If we're deciding today, David Lee is an All-Star. There's just no real way around it, much as I might try to find one. His team is rolling, he's the only NBA player averaging more than 20 points and 10 rebounds, and his defensive lapses have been mitigated by a new scheme wherein he hedges less often on screens.
That's all quite nice, but his role as point forward has perhaps impressed most of all. The Golden State Warriors are an odd team in that they can't really space the floor for main shooters Stephen Curry and Klay Thompson. This is because the Dubs lack three-point shooters in the frontcourt, unlike such three-happy teams as the Rockets, Knicks and Spurs.
It's great to have the space that comes with a four-out (four three-point shooters) strategy, but Lee helps the Warriors in other ways. His unusual deftness at passing to open teammates around the perimeter compensates for whatever space they're lacking on the outside. Golden State has fewer perimeter openings to exploit, but Lee is usually liable to find whatever space does exist out there, even if he's at a standstill.
Here's a good example from Wednesday night's Warriors romp over the Clippers. Off a screen-and-roll, Curry finds Lee near the elbow. Lee sees that Thompson's defender is sinking in, to cut off the cutting Biedrins, and DL cooly whips the ball to Klay for a trey:
This is how Thompson and Curry can combine to make more threes per 48 minutes than all but eight NBA teams. As it stands, the two have combined to hit more threes than the Bulls, Bucks, Celtics, Grizzlies, and Timberwolves in their standard playing time. Credit to their quick releases, but also credit the guy getting them so many looks.
Lee is great at finding three-point shooters from a standstill, but he's also a threat on the move, especially off pick-and-roll actions. Lee and Curry comprise one of the best pick-and-roll combos in basketball, in part because players who aren't Lee and Curry do much of the scoring.
Here's an example of how Lee catches the pass off screen-and-roll, and creates for others. Curry slings the ball to Lee as DL steps forward and instantly dots the ball to Carl Landry for a layup.
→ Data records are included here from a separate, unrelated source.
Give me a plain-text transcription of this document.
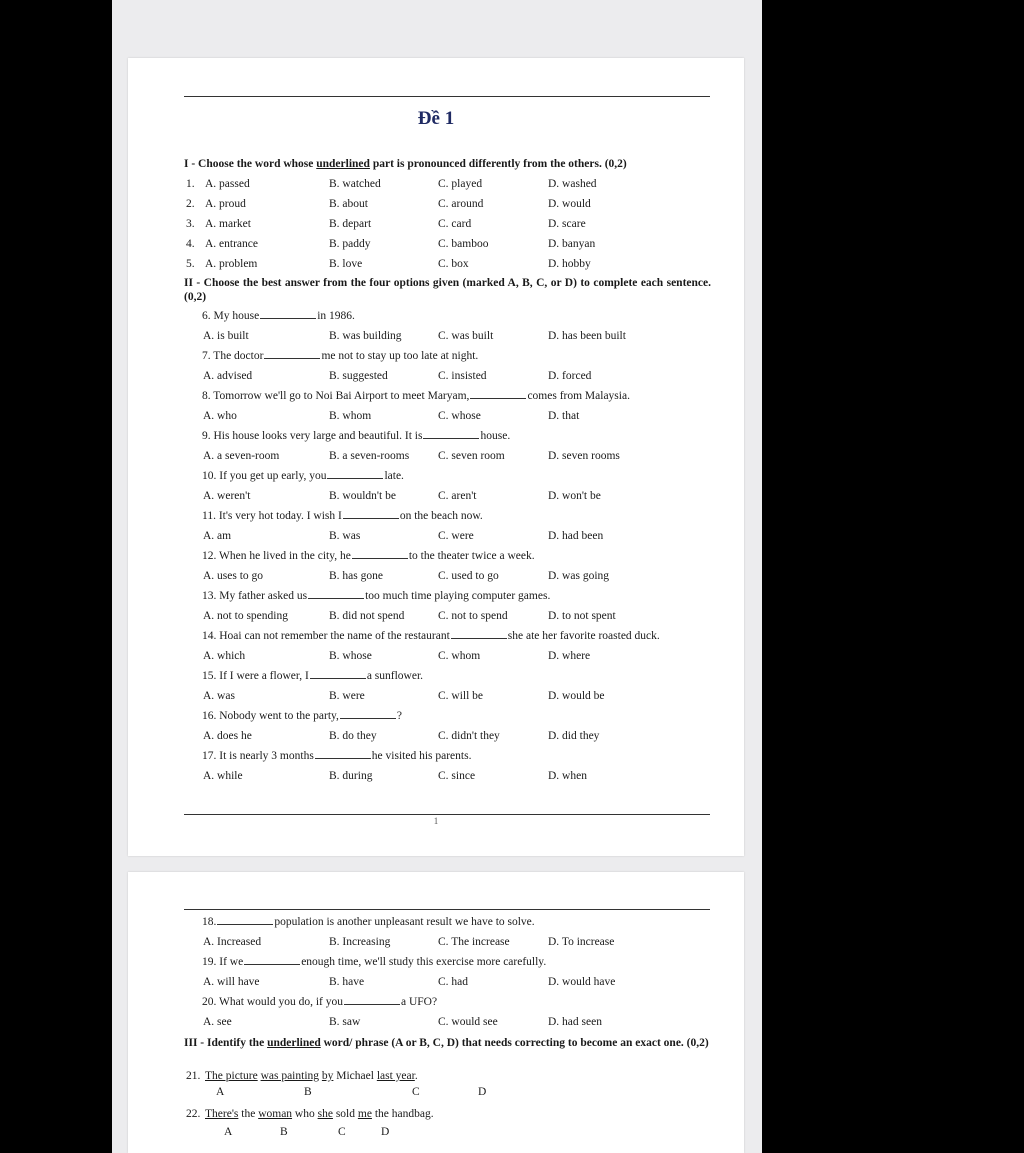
Đề 1
I - Choose the word whose underlined part is pronounced differently from the others. (0,2)
1. A. passed	B. watched	C. played	D. washed
2. A. proud	B. about	C. around	D. would
3. A. market	B. depart	C. card	D. scare
4. A. entrance	B. paddy	C. bamboo	D. banyan
5. A. problem	B. love	C. box	D. hobby
II - Choose the best answer from the four options given (marked A, B, C, or D) to complete each sentence. (0,2)
6. My house	in 1986.
A. is built	B. was building	C. was built	D. has been built
7. The doctor	me not to stay up too late at night.
A. advised	B. suggested	C. insisted	D. forced
8. Tomorrow we'll go to Noi Bai Airport to meet Maryam,	comes from Malaysia.
A. who	B. whom	C. whose	D. that
9. His house looks very large and beautiful. It is	house.
A. a seven-room	B. a seven-rooms	C. seven room	D. seven rooms
10. If you get up early, you	late.
A. weren't	B. wouldn't be	C. aren't	D. won't be
11. It's very hot today. I wish I	on the beach now.
A. am	B. was	C. were	D. had been
12. When he lived in the city, he	to the theater twice a week.
A. uses to go	B. has gone	C. used to go	D. was going
13. My father asked us	too much time playing computer games.
A. not to spending	B. did not spend	C. not to spend	D. to not spent
14. Hoai can not remember the name of the restaurant	she ate her favorite roasted duck.
A. which	B. whose	C. whom	D. where
15. If I were a flower, I	a sunflower.
A. was	B. were	C. will be	D. would be
16. Nobody went to the party,	?
A. does he	B. do they	C. didn't they	D. did they
17. It is nearly 3 months	he visited his parents.
A. while	B. during	C. since	D. when
1
18.	population is another unpleasant result we have to solve.
A. Increased	B. Increasing	C. The increase	D. To increase
19. If we	enough time, we'll study this exercise more carefully.
A. will have	B. have	C. had	D. would have
20. What would you do, if you	a UFO?
A. see	B. saw	C. would see	D. had seen
III - Identify the underlined word/ phrase (A or B, C, D) that needs correcting to become an exact one. (0,2)
21. The picture was painting by Michael last year.
A	B	C	D
22. There's the woman who she sold me the handbag.
A	B	C	D
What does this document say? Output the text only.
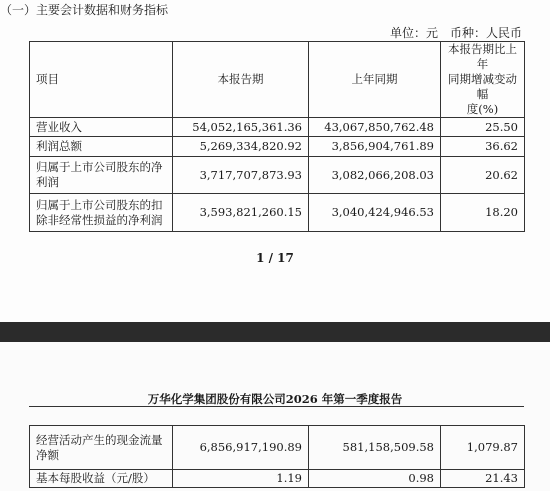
（一）主要会计数据和财务指标
单位：元　币种：人民币
项目	本报告期	上年同期	本报告期比上年
同期增减变动幅
度(%)

营业收入	54,052,165,361.36	43,067,850,762.48	25.50
利润总额	5,269,334,820.92	3,856,904,761.89	36.62

归属于上市公司股东的净
利润	3,717,707,873.93	3,082,066,208.03	20.62

归属于上市公司股东的扣
除非经常性损益的净利润	3,593,821,260.15	3,040,424,946.53	18.20
1 / 17
万华化学集团股份有限公司2026 年第一季度报告
经营活动产生的现金流量
净额	6,856,917,190.89	581,158,509.58	1,079.87
基本每股收益（元/股）	1.19	0.98	21.43
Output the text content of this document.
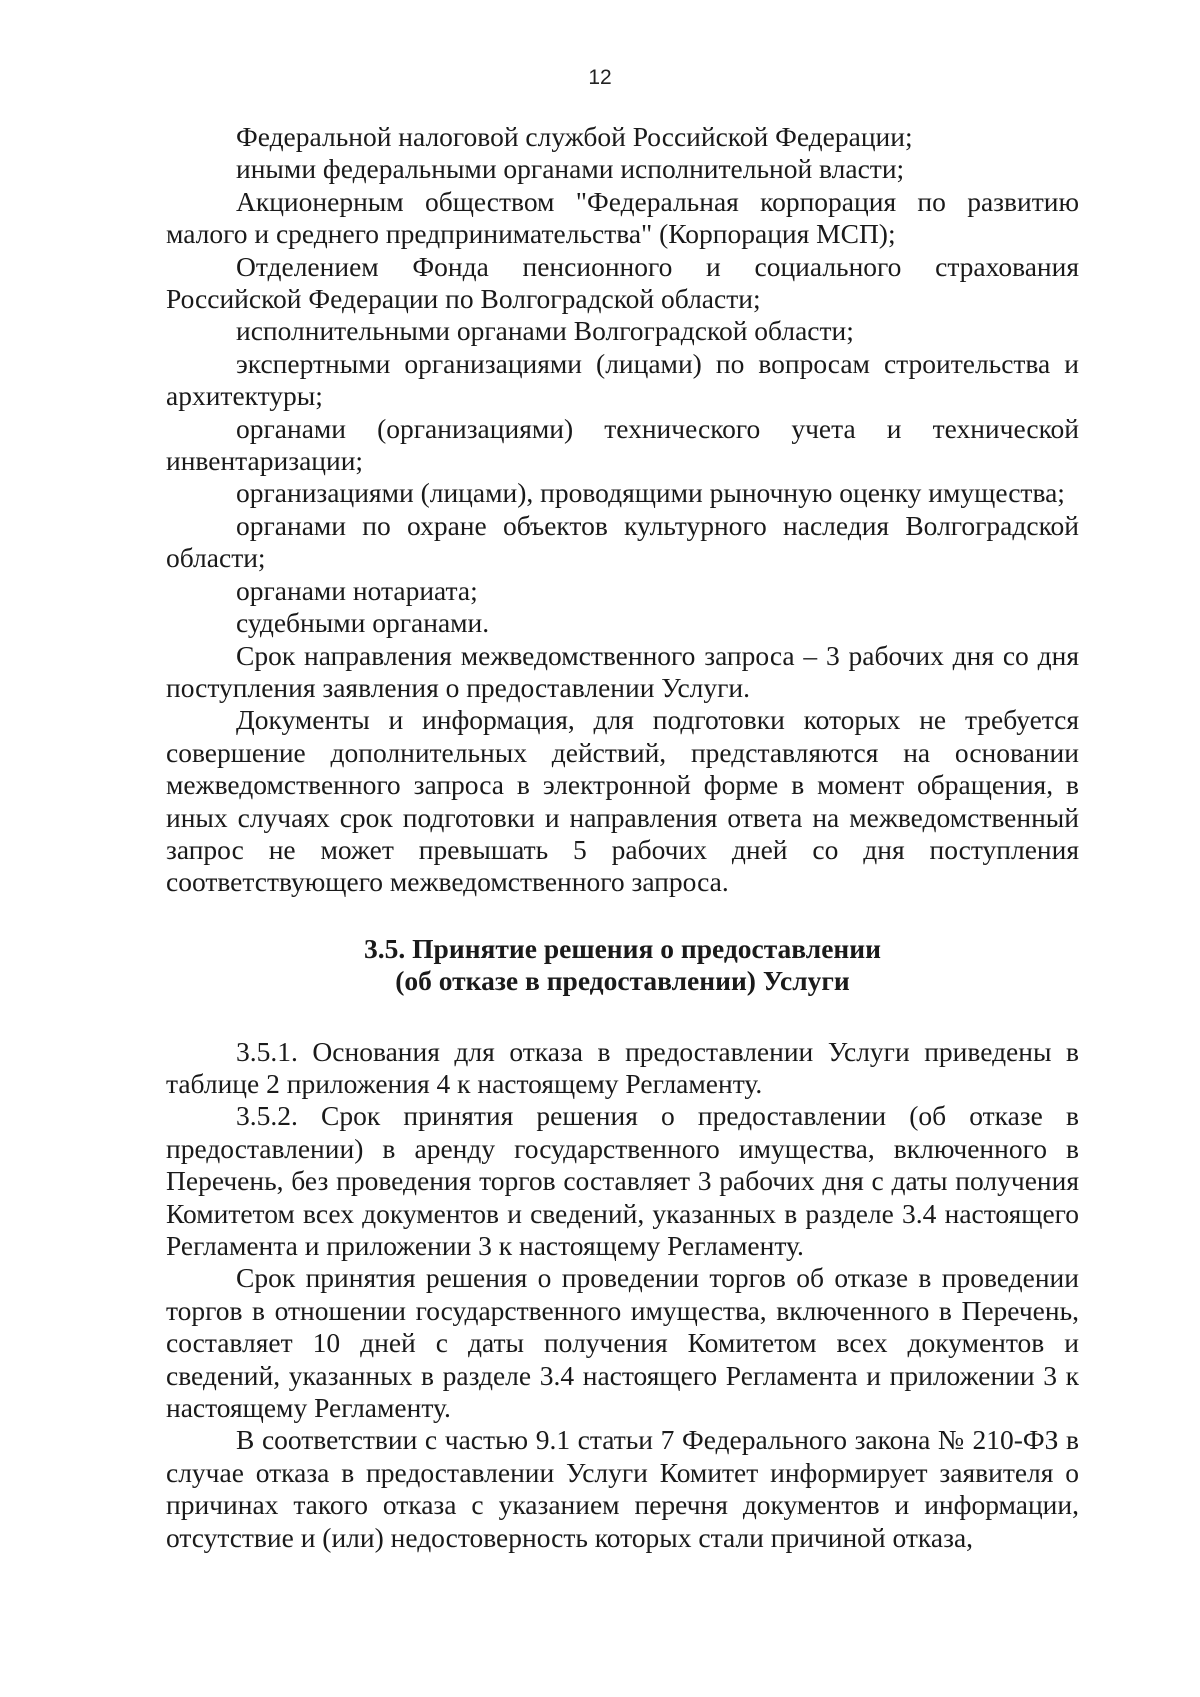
12

Федеральной налоговой службой Российской Федерации;

иными федеральными органами исполнительной власти;

Акционерным обществом "Федеральная корпорация по развитию малого и среднего предпринимательства" (Корпорация МСП);

Отделением Фонда пенсионного и социального страхования Российской Федерации по Волгоградской области;

исполнительными органами Волгоградской области;

экспертными организациями (лицами) по вопросам строительства и архитектуры;

органами (организациями) технического учета и технической инвентаризации;

организациями (лицами), проводящими рыночную оценку имущества;

органами по охране объектов культурного наследия Волгоградской области;

органами нотариата;

судебными органами.

Срок направления межведомственного запроса – 3 рабочих дня со дня поступления заявления о предоставлении Услуги.

Документы и информация, для подготовки которых не требуется совершение дополнительных действий, представляются на основании межведомственного запроса в электронной форме в момент обращения, в иных случаях срок подготовки и направления ответа на межведомственный запрос не может превышать 5 рабочих дней со дня поступления соответствующего межведомственного запроса.

3.5. Принятие решения о предоставлении
(об отказе в предоставлении) Услуги

3.5.1. Основания для отказа в предоставлении Услуги приведены в таблице 2 приложения 4 к настоящему Регламенту.

3.5.2. Срок принятия решения о предоставлении (об отказе в предоставлении) в аренду государственного имущества, включенного в Перечень, без проведения торгов составляет 3 рабочих дня с даты получения Комитетом всех документов и сведений, указанных в разделе 3.4 настоящего Регламента и приложении 3 к настоящему Регламенту.

Срок принятия решения о проведении торгов об отказе в проведении торгов в отношении государственного имущества, включенного в Перечень, составляет 10 дней с даты получения Комитетом всех документов и сведений, указанных в разделе 3.4 настоящего Регламента и приложении 3 к настоящему Регламенту.

В соответствии с частью 9.1 статьи 7 Федерального закона № 210-ФЗ в случае отказа в предоставлении Услуги Комитет информирует заявителя о причинах такого отказа с указанием перечня документов и информации, отсутствие и (или) недостоверность которых стали причиной отказа,
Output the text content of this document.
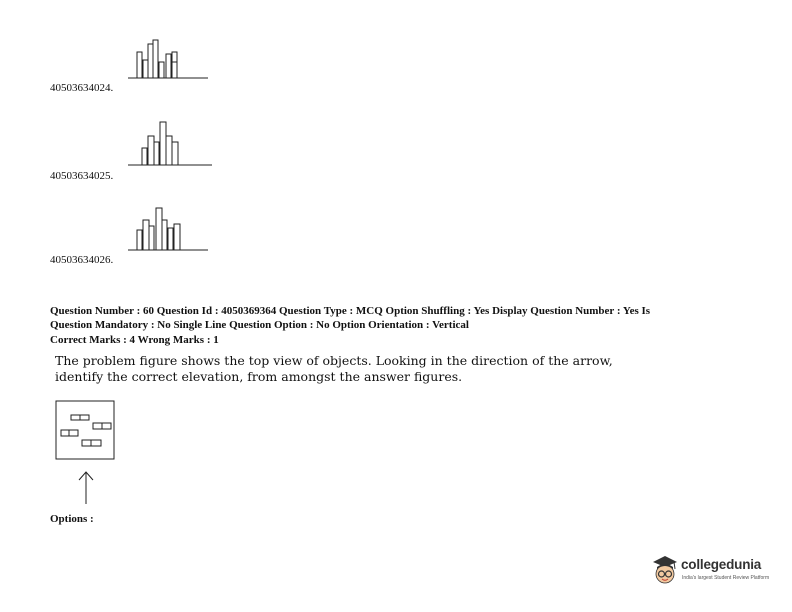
40503634024.
40503634025.
40503634026.
Question Number : 60 Question Id : 4050369364 Question Type : MCQ Option Shuffling : Yes Display Question Number : Yes Is
Question Mandatory : No Single Line Question Option : No Option Orientation : Vertical
Correct Marks : 4 Wrong Marks : 1
The problem figure shows the top view of objects. Looking in the direction of the arrow,
identify the correct elevation, from amongst the answer figures.
Options :
collegedunia
India's largest Student Review Platform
Lee's been doing this all year, to the tune of 3.7 assists per game. Lee once informed me after a game that he'd played some point guard in high school. It clearly shows in this court vision and his handle, which are both above average for his position.
One of the reasons Lee is able to make these passes is due to how deadly he's become as a mid-range shooter. When he catches the pass off pick-and-roll, defenses are quick to race toward him for the closeout.
Per NBA.com, David Lee is shooting 56.5 percent from between 20-24 feet, and a healthy 46.2 percent between 15-19 feet. If you don't close out on Lee, he'll hit the jumper.
But, if you do close out on Lee, he can take the ball off the dribble and find easy scores. As nutty as it sounds to say it, Lee has become an unsolvable problem for defenses this season, and the Warriors are reaping immense benefits from his complete game.